Saturday, July 26, 2003

Last night, as I lay in bed, I felt safe. This had me worried. You see, I felt safe up for my entire life until the moment I met mi cielito. At least I thought I felt safe - the moment I first embraced mi cielito I really felt safe for the first time in my life. What I had been feeling up until then was unsafe, but I didn't recognize it because I felt that way all the time. This made it difficult for me to recognize risk, because I felt equally safe walking along a dark street at night and curled up in my little bed at my parents' house.

Then mi cielito came along, and I was safe for real. The only problem is, I only felt safe in his presence, so I felt unsafe the rest of the time, whether walking along a dark street at night or curled up in my little bed in res. However, this did make me extremely cautious when alone, and any potentially risk behaviour would be reserved for when I was with mi cielito and feeling safe (this, of course, had the added advantage that if I tried anything foolish, at least I'd be with an escort).

Then, last night, I felt safe. And I was alone. What could this mean? I hadn't felt "safe" alone since before mi cielito materialized into my life. And this "safe" had really been unsafe. Had I lost the ability to recognize safety again? What was wrong with me? I fretted about this for a bit, and then fell asleep.
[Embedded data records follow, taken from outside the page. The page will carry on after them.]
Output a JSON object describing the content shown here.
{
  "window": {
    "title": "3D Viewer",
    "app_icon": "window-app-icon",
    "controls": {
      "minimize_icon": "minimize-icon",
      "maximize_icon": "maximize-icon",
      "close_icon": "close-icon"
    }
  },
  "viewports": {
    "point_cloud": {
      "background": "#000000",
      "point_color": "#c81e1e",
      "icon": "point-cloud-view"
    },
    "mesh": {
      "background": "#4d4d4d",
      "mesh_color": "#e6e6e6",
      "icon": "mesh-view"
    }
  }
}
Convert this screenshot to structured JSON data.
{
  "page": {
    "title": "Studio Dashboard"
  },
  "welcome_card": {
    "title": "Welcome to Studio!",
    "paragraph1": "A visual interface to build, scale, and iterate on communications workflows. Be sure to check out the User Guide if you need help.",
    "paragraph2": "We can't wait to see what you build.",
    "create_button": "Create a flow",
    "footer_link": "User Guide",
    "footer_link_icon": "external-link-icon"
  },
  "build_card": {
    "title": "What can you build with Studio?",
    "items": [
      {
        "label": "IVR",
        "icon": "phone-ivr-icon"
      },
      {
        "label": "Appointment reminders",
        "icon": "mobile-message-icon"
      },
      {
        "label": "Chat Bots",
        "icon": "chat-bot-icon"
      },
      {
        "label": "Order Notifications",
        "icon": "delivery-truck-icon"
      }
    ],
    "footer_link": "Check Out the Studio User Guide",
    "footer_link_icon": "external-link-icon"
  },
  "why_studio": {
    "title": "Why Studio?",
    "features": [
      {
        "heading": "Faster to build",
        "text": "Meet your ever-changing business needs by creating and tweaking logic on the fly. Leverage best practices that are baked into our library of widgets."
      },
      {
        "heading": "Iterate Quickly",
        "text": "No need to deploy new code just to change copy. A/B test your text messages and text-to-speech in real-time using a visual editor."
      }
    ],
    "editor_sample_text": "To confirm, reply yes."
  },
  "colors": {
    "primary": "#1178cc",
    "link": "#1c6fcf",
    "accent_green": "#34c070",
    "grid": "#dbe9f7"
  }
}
I forgot all about it until just now. There's some kind of fratboyish party going on next door, and they had just started spilling out into the hall as I was about to take my garbage out. I saw all those loud drunk cleancut boys in their khakis, and felt that it wasn't safe to go into the hall. Unsafe.

That means that last night I felt safe. Alone. And safe.

I'm not sure how I feel about this. It has never happened before.